Wealthy liberals screwing poor people so the liberals can feel virtuous; sound familiar?

Speaking of which,
Still, the government is pressing ahead with wind expansion, and the plans are breathtaking. By 2020, offshore wind turbines are expected to generate up to 10 gigawatts of electricity, theoretically as much as eight nuclear power plants. To attract investors, the government has created the best possible subsidy conditions, so that operators will be paid 19 cents per kilowatt-hour of offshore electricity, or about 50 percent more than from land-based wind farms. The government has also assumed the liability risk for the wind farm operators. If anything goes wrong, taxpayers will bear the cost.

And this is about what you'd expect from the clowns:
In the current election campaign, the parties are blaming each other for the disaster.
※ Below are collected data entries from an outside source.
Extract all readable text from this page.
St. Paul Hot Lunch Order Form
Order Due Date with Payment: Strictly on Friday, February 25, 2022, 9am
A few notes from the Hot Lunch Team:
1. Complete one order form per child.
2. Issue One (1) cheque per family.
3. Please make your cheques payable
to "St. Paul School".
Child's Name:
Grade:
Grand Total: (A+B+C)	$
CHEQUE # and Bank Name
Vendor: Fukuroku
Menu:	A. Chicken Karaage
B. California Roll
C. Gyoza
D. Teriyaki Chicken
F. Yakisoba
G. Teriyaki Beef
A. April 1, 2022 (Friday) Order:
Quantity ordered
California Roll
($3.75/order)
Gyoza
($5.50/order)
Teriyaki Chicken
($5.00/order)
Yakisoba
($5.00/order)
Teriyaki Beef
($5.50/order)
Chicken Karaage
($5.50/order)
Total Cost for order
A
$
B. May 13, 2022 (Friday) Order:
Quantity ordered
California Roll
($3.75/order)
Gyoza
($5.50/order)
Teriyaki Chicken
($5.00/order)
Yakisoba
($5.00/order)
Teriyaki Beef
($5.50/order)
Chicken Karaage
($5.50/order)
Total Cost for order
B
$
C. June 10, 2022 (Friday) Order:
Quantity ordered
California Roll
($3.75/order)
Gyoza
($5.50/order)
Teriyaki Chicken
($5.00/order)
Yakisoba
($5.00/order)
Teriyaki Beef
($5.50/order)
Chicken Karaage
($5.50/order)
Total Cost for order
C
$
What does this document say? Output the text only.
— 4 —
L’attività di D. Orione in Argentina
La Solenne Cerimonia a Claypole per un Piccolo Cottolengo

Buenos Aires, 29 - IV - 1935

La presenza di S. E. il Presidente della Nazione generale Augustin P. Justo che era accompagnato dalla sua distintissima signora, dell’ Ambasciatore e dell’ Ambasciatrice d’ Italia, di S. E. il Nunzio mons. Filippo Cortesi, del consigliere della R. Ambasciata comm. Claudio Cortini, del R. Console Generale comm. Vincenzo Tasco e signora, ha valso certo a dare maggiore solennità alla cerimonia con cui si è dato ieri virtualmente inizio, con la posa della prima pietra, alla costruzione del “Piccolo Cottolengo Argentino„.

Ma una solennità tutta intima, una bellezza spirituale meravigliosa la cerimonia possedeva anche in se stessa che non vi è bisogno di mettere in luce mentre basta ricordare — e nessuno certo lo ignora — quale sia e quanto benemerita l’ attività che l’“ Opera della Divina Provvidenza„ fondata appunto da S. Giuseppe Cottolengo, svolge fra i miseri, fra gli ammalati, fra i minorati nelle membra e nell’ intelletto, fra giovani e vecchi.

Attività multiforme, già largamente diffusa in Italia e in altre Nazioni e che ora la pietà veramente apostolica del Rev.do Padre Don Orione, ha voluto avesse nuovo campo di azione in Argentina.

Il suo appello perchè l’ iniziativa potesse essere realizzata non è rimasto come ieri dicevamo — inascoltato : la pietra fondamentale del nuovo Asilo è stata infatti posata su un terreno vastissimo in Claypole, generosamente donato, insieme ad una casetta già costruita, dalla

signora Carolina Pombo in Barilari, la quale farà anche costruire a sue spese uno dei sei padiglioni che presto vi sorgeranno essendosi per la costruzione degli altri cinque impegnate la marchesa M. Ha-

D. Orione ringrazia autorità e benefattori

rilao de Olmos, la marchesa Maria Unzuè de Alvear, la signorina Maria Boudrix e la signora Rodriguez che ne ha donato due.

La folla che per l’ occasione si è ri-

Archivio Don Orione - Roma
Meanwhile, the federal government would prefer to avoid discussing its energy policies entirely. "It exposes us to criticism," says a government spokesman. "There are undeniably major problems," admits a cabinet member.
And Deity knows they can't deal with criticism while people are freezing in the dark...

I don't know much about electronics, but this sounds like absolute bullshit to me:
TV viewers can also save a lot of electricity, albeit at the expense of picture quality. "For instance, you can reduce brightness and contrast," his booklet suggests.


Sailorcurt said...

Reducing the Brightness of the screen would reduce energy consumption slightly. Contrast a bit less so. But the savings would be negligible.

Even better would be to throw the TV in the trash. That would not only save electricity, but brain cells as well.

Anonymous said...

Brightness? Contrast?

Nothing I've seen on TV has been very bright for a long, long time. And no matter how I turn the knobs, I can't see much contrast between the Greens and the Reds any more.